Data journey and Caveats

Matthew:

The data journey started with finding a means of getting the data onto Google Colab. At first, we would have the excel download to the google colab page so that we could use pandas csv or xlsx open option. This was an annoying process to do and not easy for someone without the file to reproduce so we use Google Drive libraries to pull the data from a Google Drive link ID. We did this for the GDI, GDP, and country government type data. With the data we collected, we mostly didn’t need to do much cleaning or organizing besides removing unnecessary years and not available values. There was one case when trying to compare GDP and GDI over the years so we needed to melt the year columns into a row so that we could group by each year. Other than that, we just had to manipulate the data for the visualization. There were some cases of creating visualizations that were difficult to make work due to syntax. For example, it took a good amount of effort and understanding a new library to get the dual line/axis GDP and GDI over the years line graph. The hardest part of this project was setting up and learning how to program in HTML. I ended up using a template W3 School, an online coding help/training website. This gave me a structure and aesthetics to use to input our visualizations and information. Nonetheless, I still learned and edit the template to fit our project like having the images direct the uses to the visualizations

W3 Template Link: https://www.w3schools.com/css/css_rwd_templates.asp

Joyce:
The first challenging part is to find the proper data source.

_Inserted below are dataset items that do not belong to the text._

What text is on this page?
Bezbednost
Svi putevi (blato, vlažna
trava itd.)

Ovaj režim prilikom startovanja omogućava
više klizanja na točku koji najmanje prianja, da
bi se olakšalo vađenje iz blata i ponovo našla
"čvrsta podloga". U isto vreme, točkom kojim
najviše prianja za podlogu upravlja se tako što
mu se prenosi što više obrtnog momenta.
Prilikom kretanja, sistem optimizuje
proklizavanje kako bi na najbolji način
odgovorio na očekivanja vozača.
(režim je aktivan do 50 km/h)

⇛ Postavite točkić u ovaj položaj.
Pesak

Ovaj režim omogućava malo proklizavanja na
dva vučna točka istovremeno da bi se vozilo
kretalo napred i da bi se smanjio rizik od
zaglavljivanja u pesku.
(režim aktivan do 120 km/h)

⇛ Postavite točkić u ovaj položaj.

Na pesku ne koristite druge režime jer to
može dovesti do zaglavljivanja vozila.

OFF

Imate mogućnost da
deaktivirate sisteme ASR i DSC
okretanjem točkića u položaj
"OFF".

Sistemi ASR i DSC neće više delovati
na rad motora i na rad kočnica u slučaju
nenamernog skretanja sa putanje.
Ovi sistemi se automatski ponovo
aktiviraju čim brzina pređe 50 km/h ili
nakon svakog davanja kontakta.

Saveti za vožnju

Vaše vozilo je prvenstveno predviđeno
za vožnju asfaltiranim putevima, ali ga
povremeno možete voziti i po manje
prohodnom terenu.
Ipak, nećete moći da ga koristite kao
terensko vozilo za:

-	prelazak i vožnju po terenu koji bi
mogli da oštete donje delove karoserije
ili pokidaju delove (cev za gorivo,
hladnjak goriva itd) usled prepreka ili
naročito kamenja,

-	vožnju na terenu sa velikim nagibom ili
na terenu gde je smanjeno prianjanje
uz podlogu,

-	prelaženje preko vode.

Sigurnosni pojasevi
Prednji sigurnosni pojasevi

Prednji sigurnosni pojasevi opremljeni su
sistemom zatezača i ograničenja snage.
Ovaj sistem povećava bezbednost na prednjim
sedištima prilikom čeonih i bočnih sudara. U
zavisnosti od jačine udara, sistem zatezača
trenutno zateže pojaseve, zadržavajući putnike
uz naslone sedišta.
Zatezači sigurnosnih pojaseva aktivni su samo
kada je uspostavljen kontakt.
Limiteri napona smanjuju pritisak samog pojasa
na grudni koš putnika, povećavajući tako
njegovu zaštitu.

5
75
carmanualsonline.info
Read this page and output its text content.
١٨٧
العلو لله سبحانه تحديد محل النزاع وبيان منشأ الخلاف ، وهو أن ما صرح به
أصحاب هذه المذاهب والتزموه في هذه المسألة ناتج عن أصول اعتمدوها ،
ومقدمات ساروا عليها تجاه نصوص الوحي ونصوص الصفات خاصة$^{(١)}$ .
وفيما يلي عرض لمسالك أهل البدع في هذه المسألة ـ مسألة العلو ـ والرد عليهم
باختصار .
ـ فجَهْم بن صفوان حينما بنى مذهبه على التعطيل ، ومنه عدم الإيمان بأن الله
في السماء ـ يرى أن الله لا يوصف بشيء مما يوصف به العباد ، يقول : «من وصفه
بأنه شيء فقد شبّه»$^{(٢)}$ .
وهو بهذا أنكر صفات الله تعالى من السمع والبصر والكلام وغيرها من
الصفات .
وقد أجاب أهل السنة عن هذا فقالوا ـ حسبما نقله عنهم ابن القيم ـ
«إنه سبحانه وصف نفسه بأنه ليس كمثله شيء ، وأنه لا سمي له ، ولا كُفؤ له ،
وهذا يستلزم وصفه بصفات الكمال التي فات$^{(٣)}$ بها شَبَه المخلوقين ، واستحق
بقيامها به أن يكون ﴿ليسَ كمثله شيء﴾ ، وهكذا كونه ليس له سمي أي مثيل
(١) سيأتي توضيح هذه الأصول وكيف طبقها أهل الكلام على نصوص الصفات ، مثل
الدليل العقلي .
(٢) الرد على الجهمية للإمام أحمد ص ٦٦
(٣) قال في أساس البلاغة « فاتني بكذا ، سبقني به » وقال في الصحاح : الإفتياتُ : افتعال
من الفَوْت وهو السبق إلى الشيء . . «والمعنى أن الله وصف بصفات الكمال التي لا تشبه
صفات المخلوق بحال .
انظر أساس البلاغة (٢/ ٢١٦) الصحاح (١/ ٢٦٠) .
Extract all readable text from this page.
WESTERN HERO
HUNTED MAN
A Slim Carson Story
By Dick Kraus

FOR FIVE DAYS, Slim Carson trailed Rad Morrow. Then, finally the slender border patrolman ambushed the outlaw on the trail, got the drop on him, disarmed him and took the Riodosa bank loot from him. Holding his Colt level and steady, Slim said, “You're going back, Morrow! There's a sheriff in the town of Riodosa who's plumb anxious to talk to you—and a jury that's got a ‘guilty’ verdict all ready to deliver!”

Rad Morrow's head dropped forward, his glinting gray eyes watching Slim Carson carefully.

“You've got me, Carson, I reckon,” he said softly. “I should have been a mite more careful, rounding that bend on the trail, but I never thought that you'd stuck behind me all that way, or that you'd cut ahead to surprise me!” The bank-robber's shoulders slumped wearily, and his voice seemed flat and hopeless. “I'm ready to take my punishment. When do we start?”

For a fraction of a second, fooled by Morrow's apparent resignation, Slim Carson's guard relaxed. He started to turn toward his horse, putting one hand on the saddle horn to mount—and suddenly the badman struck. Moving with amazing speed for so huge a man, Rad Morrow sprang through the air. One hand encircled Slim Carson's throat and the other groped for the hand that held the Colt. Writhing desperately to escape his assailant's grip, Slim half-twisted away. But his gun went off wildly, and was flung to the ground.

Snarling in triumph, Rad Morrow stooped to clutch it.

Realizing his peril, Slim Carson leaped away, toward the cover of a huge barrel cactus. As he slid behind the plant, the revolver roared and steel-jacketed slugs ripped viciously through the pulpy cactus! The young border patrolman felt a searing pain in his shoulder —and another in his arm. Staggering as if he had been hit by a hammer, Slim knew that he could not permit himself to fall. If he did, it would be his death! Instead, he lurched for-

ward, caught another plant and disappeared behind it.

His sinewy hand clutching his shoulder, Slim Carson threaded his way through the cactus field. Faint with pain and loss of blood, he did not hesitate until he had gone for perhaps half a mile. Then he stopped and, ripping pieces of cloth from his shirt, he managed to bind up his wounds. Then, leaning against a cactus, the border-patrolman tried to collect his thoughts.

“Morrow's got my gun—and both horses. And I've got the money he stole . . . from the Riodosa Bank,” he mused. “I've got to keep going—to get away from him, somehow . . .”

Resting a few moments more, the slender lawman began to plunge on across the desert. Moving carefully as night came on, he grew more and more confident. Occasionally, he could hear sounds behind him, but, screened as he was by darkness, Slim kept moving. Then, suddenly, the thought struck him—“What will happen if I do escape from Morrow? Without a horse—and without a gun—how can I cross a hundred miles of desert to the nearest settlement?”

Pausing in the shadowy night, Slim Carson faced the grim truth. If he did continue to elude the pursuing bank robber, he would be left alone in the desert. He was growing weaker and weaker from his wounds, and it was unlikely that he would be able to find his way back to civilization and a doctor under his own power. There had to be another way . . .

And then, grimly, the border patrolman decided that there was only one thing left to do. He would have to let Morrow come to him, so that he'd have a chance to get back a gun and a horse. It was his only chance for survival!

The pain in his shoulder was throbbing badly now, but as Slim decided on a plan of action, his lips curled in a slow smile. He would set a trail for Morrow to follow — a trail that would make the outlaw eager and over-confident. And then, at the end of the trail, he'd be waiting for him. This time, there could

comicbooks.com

We initially chose the CPIA gender equality rating, also a dataset from the United Nations, but it turns out to have so much unavailable data in the dataset. Fortunately, we were able to find UNDP data, which contains the gender inequality index for countries and also the gender development index. In the process of transferring original datasets to useful CSV files, it took time to clean the data, including the countries that have no data at all. When dealing with the gender inequality index for countries in 2021, it took effort to make meaningful visualizations. The final choices were made to present the data in terms of different regions. Such choices took another effort to add on the information of regions using another JSON data that includes geographic information of different countries in order to have continents information for the countries. Changes were made for the names of several countries that appeared in the CSV file in order to match that online JSON data, like changing “United States” to “United States of America.” This whole procedure took time since it first required an effort to test out which countries had different names in these separated data sources. Visualizations for scatterplots and choropleths were more of a time-consuming experience since they required attempts to test out which indicators were worth comparison and could generate meaningful conclusions. Besides, parallel coordinates plots were newly learned for comparing education and labor force participation. That turned out to be meaningful since it presented a clear image of males’ dominated advantage in labor force participation.